Researchers plan to use the new technology in a series of major research projects, involving scientists from all over the world, to study the impact of hurricanes and tsunamis on structures and how these events lead to flooding that can overtop a levee or cause severe coastal erosion.
The new system was funded by the National Science Foundation. The state of Oregon, through its Engineering Technology Innovation Council, also provided another $1 million to upgrade offices and laboratories at the center.
“We now have an advanced research facility that will help us learn more about how to reduce hurricane damage, deal with major storms and prepare for tsunamis,” said Dan Cox, professor of civil engineering and director of the laboratory. “This is a national asset, an investment made here in Oregon in part because the NSF recognizes that we’re committed to sharing the facility in collaboration with other researchers from all over the U.S. and the world.”
The “hurricane” waves produced by the new system are not actually driven by wind, but are “long period,” shallow water waves much like those generated by sustained hurricane-force winds or tsunami events. The previous system was better suited to producing taller waves.

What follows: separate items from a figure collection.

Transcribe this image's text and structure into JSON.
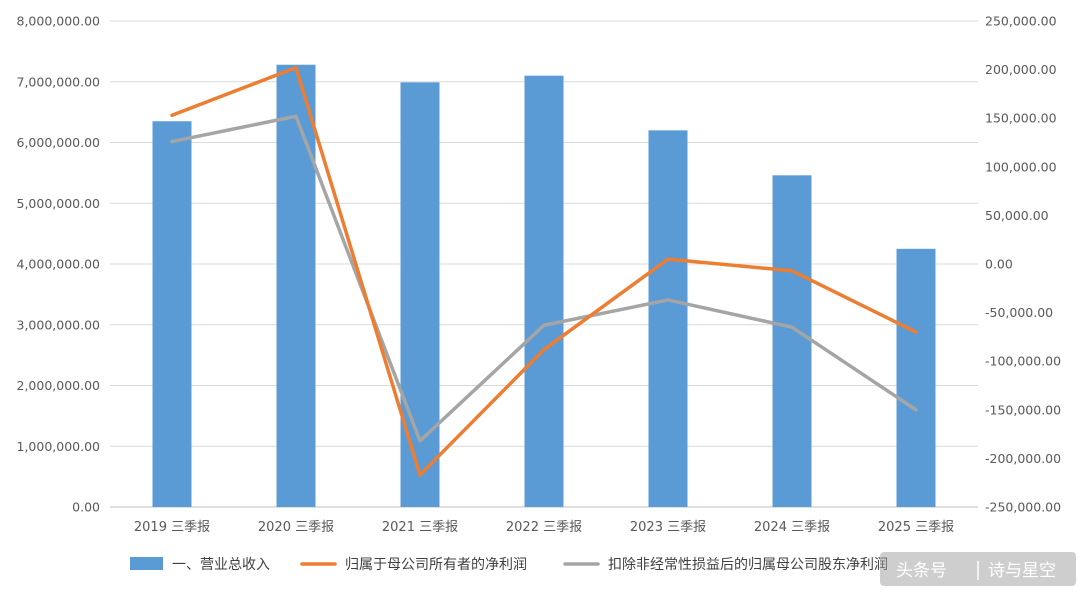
{
  "chart_data": {
    "type": "bar",
    "categories": [
      "2019 三季报",
      "2020 三季报",
      "2021 三季报",
      "2022 三季报",
      "2023 三季报",
      "2024 三季报",
      "2025 三季报"
    ],
    "series": [
      {
        "name": "一、营业总收入",
        "kind": "bar",
        "axis": "left",
        "color": "#5b9bd5",
        "values": [
          6350000,
          7280000,
          6990000,
          7100000,
          6200000,
          5460000,
          4250000
        ]
      },
      {
        "name": "归属于母公司所有者的净利润",
        "kind": "line",
        "axis": "right",
        "color": "#ed7d31",
        "values": [
          153000,
          202000,
          -217000,
          -88000,
          5000,
          -7000,
          -70000
        ]
      },
      {
        "name": "扣除非经常性损益后的归属母公司股东净利润",
        "kind": "line",
        "axis": "right",
        "color": "#a5a5a5",
        "values": [
          126000,
          152000,
          -182000,
          -63000,
          -37000,
          -65000,
          -150000
        ]
      }
    ],
    "left_axis": {
      "min": 0,
      "max": 8000000,
      "step": 1000000,
      "tick_labels": [
        "0.00",
        "1,000,000.00",
        "2,000,000.00",
        "3,000,000.00",
        "4,000,000.00",
        "5,000,000.00",
        "6,000,000.00",
        "7,000,000.00",
        "8,000,000.00"
      ]
    },
    "right_axis": {
      "min": -250000,
      "max": 250000,
      "step": 50000,
      "tick_labels": [
        "-250,000.00",
        "-200,000.00",
        "-150,000.00",
        "-100,000.00",
        "-50,000.00",
        "0.00",
        "50,000.00",
        "100,000.00",
        "150,000.00",
        "200,000.00",
        "250,000.00"
      ]
    },
    "grid": true,
    "legend_position": "bottom",
    "title": "",
    "xlabel": "",
    "ylabel": ""
  },
  "legend": {
    "revenue": "一、营业总收入",
    "net_profit": "归属于母公司所有者的净利润",
    "deducted_net_profit": "扣除非经常性损益后的归属母公司股东净利润"
  },
  "watermark": {
    "text": "诗与星空",
    "platform_label": "头条号"
  }
}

A full schedule of research projects will begin soon. This summer, the new system will be used to study tsunami impacts on wooden structures – a topic of considerable importance to Oregon, which is at significant risk of a tsunami from major earthquakes on the Cascadia Subduction Zone.

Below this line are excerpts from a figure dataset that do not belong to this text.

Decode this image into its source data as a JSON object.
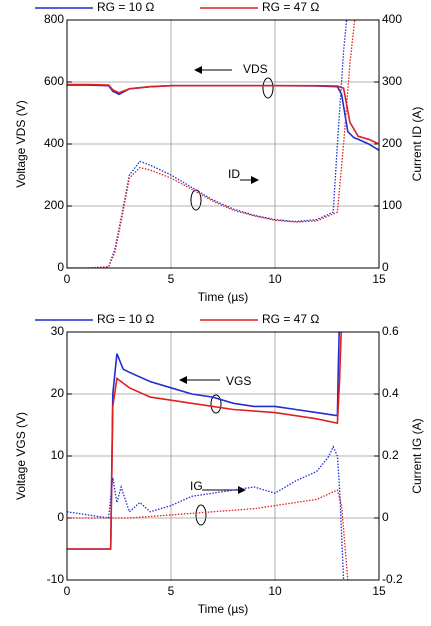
{
  "chart_data": [
    {
      "type": "line",
      "xlabel": "Time (µs)",
      "ylabel": "Voltage  VDS (V)",
      "y2label": "Current  ID (A)",
      "xlim": [
        0,
        15
      ],
      "xticks": [
        0,
        5,
        10,
        15
      ],
      "ylim": [
        0,
        800
      ],
      "yticks": [
        0,
        200,
        400,
        600,
        800
      ],
      "y2lim": [
        0,
        400
      ],
      "y2ticks": [
        0,
        100,
        200,
        300,
        400
      ],
      "grid": true,
      "annotations": [
        {
          "text": "VDS"
        },
        {
          "text": "ID"
        }
      ],
      "series": [
        {
          "name": "RG = 10 Ω",
          "color": "#1f2fd0",
          "x": [
            0,
            1,
            2,
            2.2,
            2.5,
            3,
            4,
            5,
            7,
            10,
            12,
            13,
            13.2,
            13.5,
            13.8,
            14,
            14.5,
            15
          ],
          "values": [
            590,
            590,
            588,
            570,
            560,
            578,
            585,
            588,
            588,
            588,
            587,
            585,
            560,
            440,
            420,
            415,
            400,
            380
          ]
        },
        {
          "name": "RG = 47 Ω",
          "color": "#e02020",
          "x": [
            0,
            1,
            2,
            2.2,
            2.5,
            3,
            4,
            5,
            7,
            10,
            12,
            13,
            13.3,
            13.6,
            14,
            14.5,
            15
          ],
          "values": [
            592,
            592,
            590,
            575,
            565,
            578,
            585,
            588,
            588,
            588,
            588,
            587,
            580,
            470,
            425,
            415,
            400
          ]
        },
        {
          "color": "#1f2fd0",
          "dash": true,
          "axis": "y2",
          "x": [
            0,
            1,
            2,
            2.3,
            2.6,
            3,
            3.5,
            4,
            5,
            6,
            7,
            8,
            9,
            10,
            11,
            12,
            12.8,
            13,
            13.3,
            13.5
          ],
          "values": [
            0,
            0,
            2,
            30,
            80,
            150,
            172,
            166,
            150,
            130,
            110,
            95,
            85,
            78,
            75,
            78,
            90,
            200,
            350,
            420
          ]
        },
        {
          "color": "#e02020",
          "dash": true,
          "axis": "y2",
          "x": [
            0,
            1,
            2,
            2.3,
            2.6,
            3,
            3.5,
            4,
            5,
            6,
            7,
            8,
            9,
            10,
            11,
            12,
            13,
            13.3,
            13.6,
            13.9
          ],
          "values": [
            0,
            0,
            2,
            25,
            75,
            145,
            162,
            158,
            145,
            127,
            108,
            93,
            84,
            77,
            74,
            76,
            90,
            200,
            330,
            420
          ]
        }
      ]
    },
    {
      "type": "line",
      "xlabel": "Time (µs)",
      "ylabel": "Voltage  VGS (V)",
      "y2label": "Current  IG (A)",
      "xlim": [
        0,
        15
      ],
      "xticks": [
        0,
        5,
        10,
        15
      ],
      "ylim": [
        -10,
        30
      ],
      "yticks": [
        -10,
        0,
        10,
        20,
        30
      ],
      "y2lim": [
        -0.2,
        0.6
      ],
      "y2ticks": [
        -0.2,
        0,
        0.2,
        0.4,
        0.6
      ],
      "grid": true,
      "annotations": [
        {
          "text": "VGS"
        },
        {
          "text": "IG"
        }
      ],
      "series": [
        {
          "name": "RG = 10 Ω",
          "color": "#1f2fd0",
          "x": [
            0,
            1,
            2,
            2.1,
            2.2,
            2.4,
            2.7,
            3,
            4,
            5,
            6,
            7,
            8,
            9,
            10,
            11,
            12,
            13,
            13.05,
            13.1
          ],
          "values": [
            -5,
            -5,
            -5,
            -5,
            20,
            26.5,
            24,
            23.5,
            22,
            21,
            20,
            19.5,
            18.5,
            18,
            18,
            17.5,
            17,
            16.5,
            25,
            32
          ]
        },
        {
          "name": "RG = 47 Ω",
          "color": "#e02020",
          "x": [
            0,
            1,
            2,
            2.1,
            2.2,
            2.4,
            3,
            4,
            5,
            6,
            8,
            10,
            12,
            13,
            13.1,
            13.2
          ],
          "values": [
            -5,
            -5,
            -5,
            -5,
            18,
            22.5,
            21,
            19.5,
            19,
            18.5,
            17.5,
            17,
            16,
            15.3,
            22,
            32
          ]
        },
        {
          "color": "#1f2fd0",
          "dash": true,
          "axis": "y2",
          "x": [
            0,
            1,
            2,
            2.2,
            2.4,
            2.6,
            3,
            3.5,
            4,
            5,
            6,
            7,
            8,
            9,
            10,
            11,
            12,
            12.6,
            12.8,
            13,
            13.1,
            13.3
          ],
          "values": [
            0.02,
            0.01,
            0,
            0.13,
            0.05,
            0.1,
            0.02,
            0.05,
            0.02,
            0.04,
            0.07,
            0.08,
            0.09,
            0.1,
            0.08,
            0.12,
            0.15,
            0.2,
            0.23,
            0.2,
            0.1,
            -0.2
          ]
        },
        {
          "color": "#e02020",
          "dash": true,
          "axis": "y2",
          "x": [
            0,
            2,
            3,
            5,
            7,
            9,
            11,
            12,
            13,
            13.2,
            13.5
          ],
          "values": [
            0,
            0,
            0,
            0.01,
            0.02,
            0.03,
            0.05,
            0.06,
            0.09,
            0.04,
            -0.2
          ]
        }
      ]
    }
  ]
}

This fall, a study will begin on how hurricane-forced waves can overtop levees and what effect that has, in a study funded by the Department of Homeland Security. Another initiative will look at the impact of heavier storms and coastal erosion on vegetation, which may be an increasing concern with the sea level rise anticipated from global warming. And other work is planned to study the survivability and mechanical durability of wave energy systems, in collaboration with OSU scientists and private industry.
The real value of the new system, Cox said, is the size of the wave it can create.
“Because the materials used for coastal construction – wood, concrete and steel – have complicated properties, they cannot be studied easily at small scale,” Cox said. “The new wavemaker is bigger and improves the accuracy of our research and applicability to real-world structures.”
Prior to this, the U.S. had no coastal research facilities able to simulate hurricanes and other extreme storms that were large enough to minimize the effects of scaling. The new large-stroke, piston-type wavemaker will allow precision, large-scale studies, enabling safer and more cost-effective design of coastal infrastructure such as bridges, levees and buildings. This will lead to better practices for the repair and retrofit of existing structures and improved design codes for new construction. The facility will also improve education and outreach to people living in areas susceptible to coastal storms.
More than half of the U.S. population lives within 50 miles of the coast and the civil infrastructure along the nation’s coasts, which is worth more than $3 trillion, is vulnerable to coastal storms. According to a 2007 report from the National Science Board, the economic and societal impacts of extreme events such as hurricanes are expected to escalate in coming years.
The Hinsdale Wave Research Laboratory is a shared-use, international facility operated by the OSU College of Engineering. No other facility in the U.S. matches the size and performance of the basins, and only a handful of facilities in the world can operate at near-prototype ocean conditions. Due to the lab’s sophisticated information technology systems, researchers worldwide can participate remotely in experiments at the facility.